Even though, if it were anyone else, they would have championed the player that sacrificed money for a better shot at a ring. Or brushed it under-the-carpet if it was a star point guard. Or even looked the other way when a player “Chris Brown’d” his girlfriend (allegedly). But I can tell you this, if Howard would have accepted the extra money from Los Angeles; he would have been chastised even worse if he stayed on that 22-46 Lakers team. I don’t hear any negative commentary about former champion and NBA All-Star Pau Gasol this season?

Where’s the criticism and animosity for them?

Recently, Bill Simmons called-out Dwight Howard on the ABC/ESPN pre-game show “NBA Countdown” and on his website for not being able to step up in the games at Oklahoma City and Chicago. However, he completely forgot to mention the Miami Heat game where Howard finished with a 21/14/5/2 game. Or, that he had 17 points and 12 rebounds while adding three blocks in the extremely crucial game against Portland a few nights before that. Nowhere did he mention that Howard has been out since those games with an ankle cyst and managed to play through the pain with no excuses.

So what do we know we have?

An All-Star, who plays through pain, took less money, added more wins to his new team; all-the-while leaving his former team in the lottery. It certainly seems like he made the right decision to me. The Rockets have the same players as last year, only adding Howard (and Jordan Hamilton), and they’re a half-game away from being the fifth best team in the entire league, record-wise.

Efficiency-wise, the Rockets are 3rd in the league on offense. Defensively, they’re 10th. Have you seen the Rockets’ perimeter defense??? I’m positive that adding a three time Defensive Player of the Year and the league leader in FG% this season (min. 650 attempts) only increased those numbers. But yet, here’s ESPN Insider Bradford Doolittle giving Joakim Noah the “NBA’s Best Center” crown even though the Bulls are 8.5 games behind the Rockets and Red94.net’s Michael Pina absolutely destroys that argument; including this little side-by-side comparison of the two.
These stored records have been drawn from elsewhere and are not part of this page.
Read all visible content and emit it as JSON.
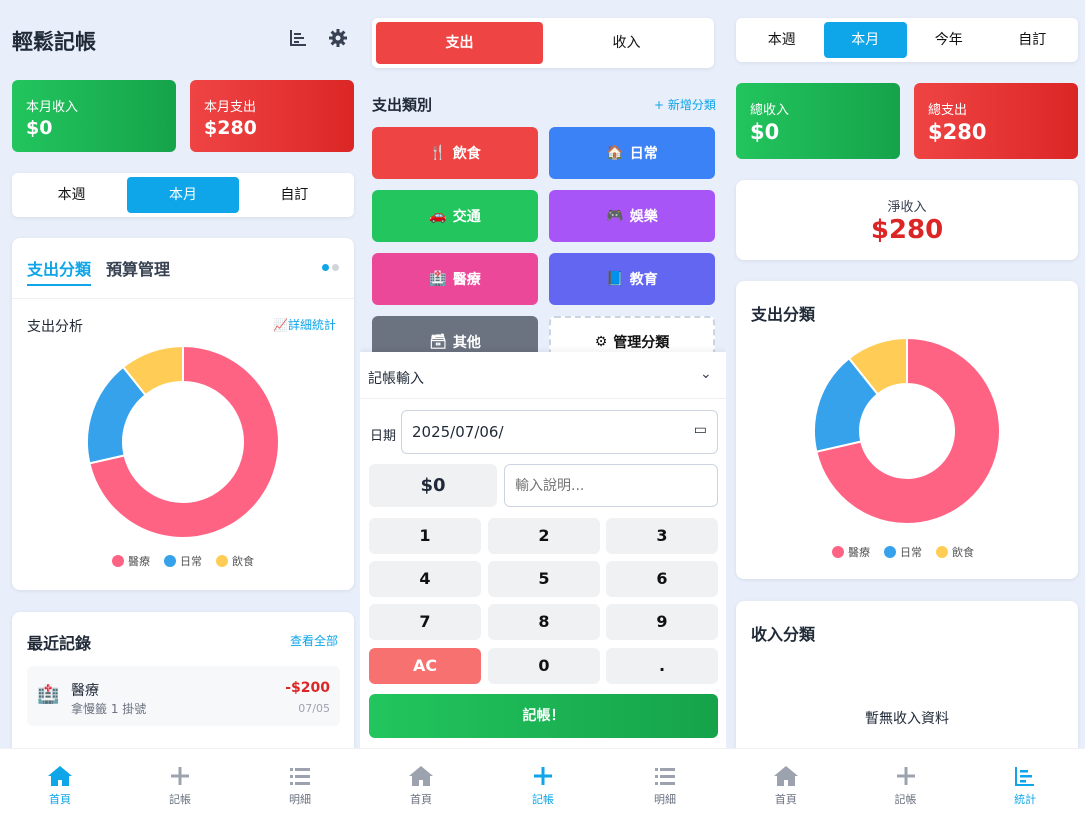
{
  "p1": {
    "title": "輕鬆記帳",
    "income_label": "本月收入",
    "income_value": "$0",
    "expense_label": "本月支出",
    "expense_value": "$280",
    "periods": [
      "本週",
      "本月",
      "自訂"
    ],
    "tabs": [
      "支出分類",
      "預算管理"
    ],
    "analysis_title": "支出分析",
    "detail_link": "詳細統計",
    "recent_title": "最近記錄",
    "view_all": "查看全部",
    "record": {
      "category": "醫療",
      "note": "拿慢籤 1 掛號",
      "amount": "-$200",
      "date": "07/05"
    }
  },
  "p2": {
    "type_tabs": [
      "支出",
      "收入"
    ],
    "categories_title": "支出類別",
    "add_category": "+ 新增分類",
    "categories": [
      "飲食",
      "日常",
      "交通",
      "娛樂",
      "醫療",
      "教育",
      "其他",
      "管理分類"
    ],
    "entry_title": "記帳輸入",
    "date_label": "日期",
    "date_value": "2025/07/06/",
    "amount": "$0",
    "desc_placeholder": "輸入說明...",
    "keys": [
      "1",
      "2",
      "3",
      "4",
      "5",
      "6",
      "7",
      "8",
      "9",
      "AC",
      "0",
      "."
    ],
    "submit": "記帳！"
  },
  "p3": {
    "periods": [
      "本週",
      "本月",
      "今年",
      "自訂"
    ],
    "income_label": "總收入",
    "income_value": "$0",
    "expense_label": "總支出",
    "expense_value": "$280",
    "net_label": "淨收入",
    "net_value": "$280",
    "expense_title": "支出分類",
    "income_title": "收入分類",
    "no_income": "暫無收入資料"
  },
  "nav": {
    "home": "首頁",
    "add": "記帳",
    "list": "明細",
    "stats": "統計"
  },
  "colors": {
    "accent": "#0ea5e9",
    "medical": "#ff6384",
    "daily": "#36a2eb",
    "food": "#ffcd56"
  },
  "chart_data": {
    "type": "pie",
    "categories": [
      "醫療",
      "日常",
      "飲食"
    ],
    "values": [
      200,
      50,
      30
    ],
    "colors": [
      "#ff6384",
      "#36a2eb",
      "#ffcd56"
    ]
  }
}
It’s time for Charles Barkley and Shaq to stop asking Howard to post-up more; he’s the third highest scoring center in the league and happens to be the most efficient at it. And it’s time for the entire Grantland staff to stop taking shots at him, because he’s taken a playoff team and made them better. And finally, it’s time the national media stop bashing Dwight Howard because of personal vendettas and agree that, on-the-court, he’s still the best Center in the league.